On the other end of the spectrum, there's the humble olive oil itself. This is a centuries-old craft as humble as any farm-to-table product in your local organic grocery store. In fact, you could probably argue that there aren't many cooking materials earthier than olive oil. How much has the process of squishing olives changed over the past couple hundred centuries?
And how does a proposition that seemingly plain gel with Crosby Studios' lofty practice?
According to Billinger and Nuriev, it's actually a pretty perfect marriage of aesthetics and, er, oil.
The plant juice in question is four years in the making, sourced from a Tuscan farm restored and operated Billinger's family that's as faithful to the origins of olive oil as any small-batch maker.
The duo rail against "large-batch olive oil makers and mass-produced home goods brands" in their La Terra di Neena press release, emphasizing that their cold-pressed olive oil is a balance of old-world manufacture and new-school packaging elevated enough to launch with a Milanese design exhibit.
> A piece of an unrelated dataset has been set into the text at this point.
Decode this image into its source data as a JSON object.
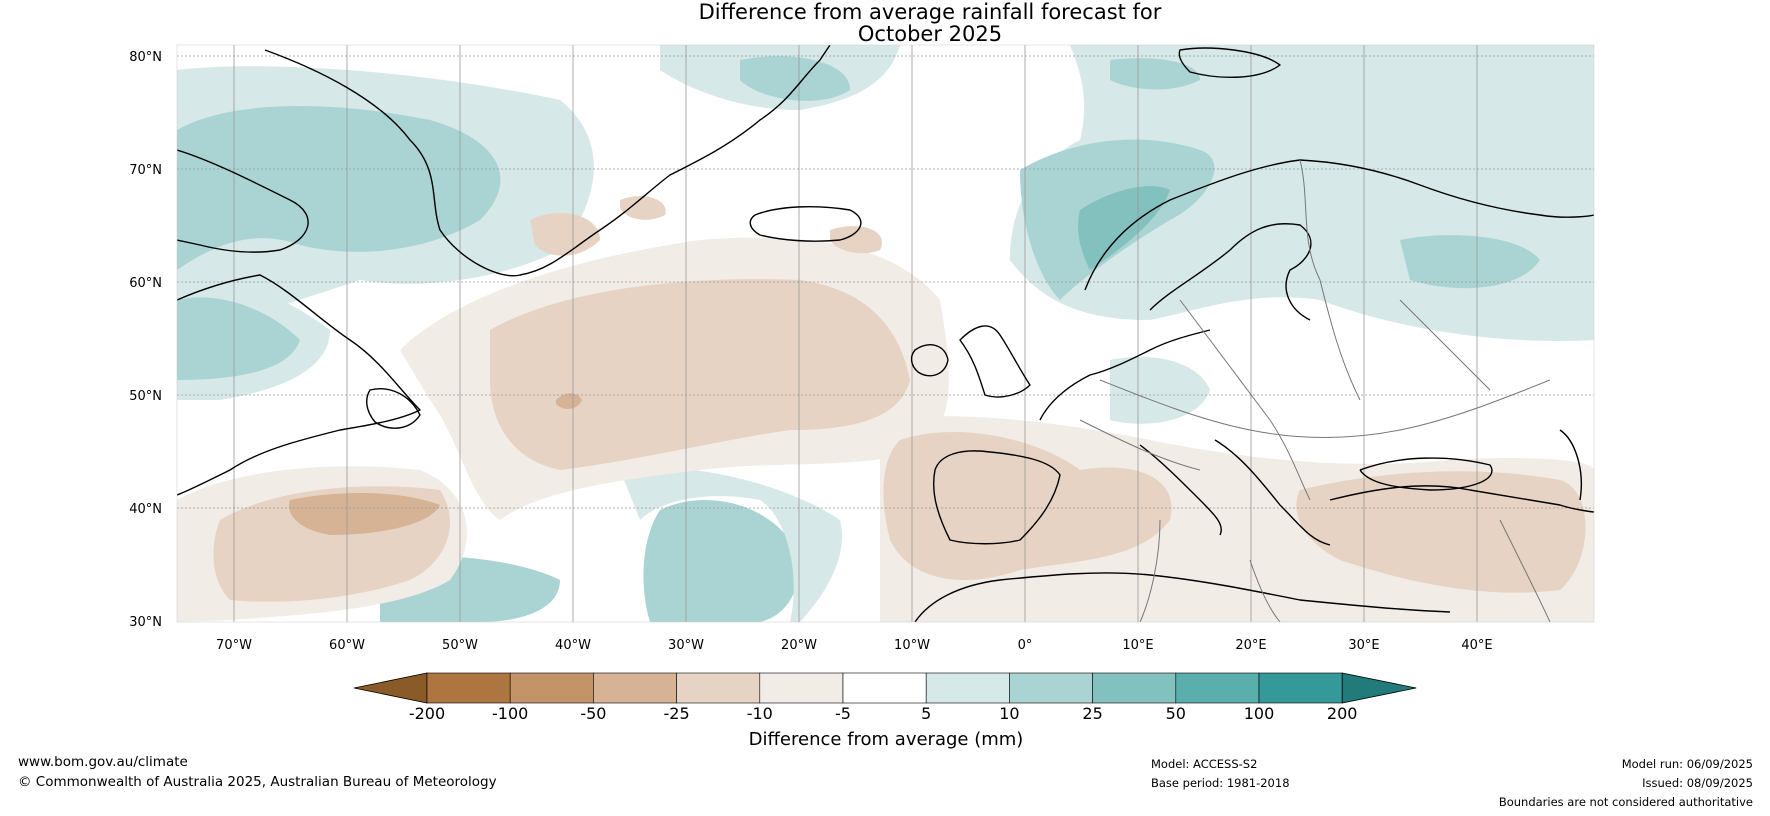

It looks like the future but it tastes like the past.
"Working with the land has forced us to... embrace nature's slower, more deliberate rhythms," Billinger said. "It's why we're launching exclusively in-person — we want people to experience these objects tangibly first, to hold them and feel their weight, to inhale the earthy aroma of our olive oil and savor its distinctive taste before they become another fleeting image on a screen."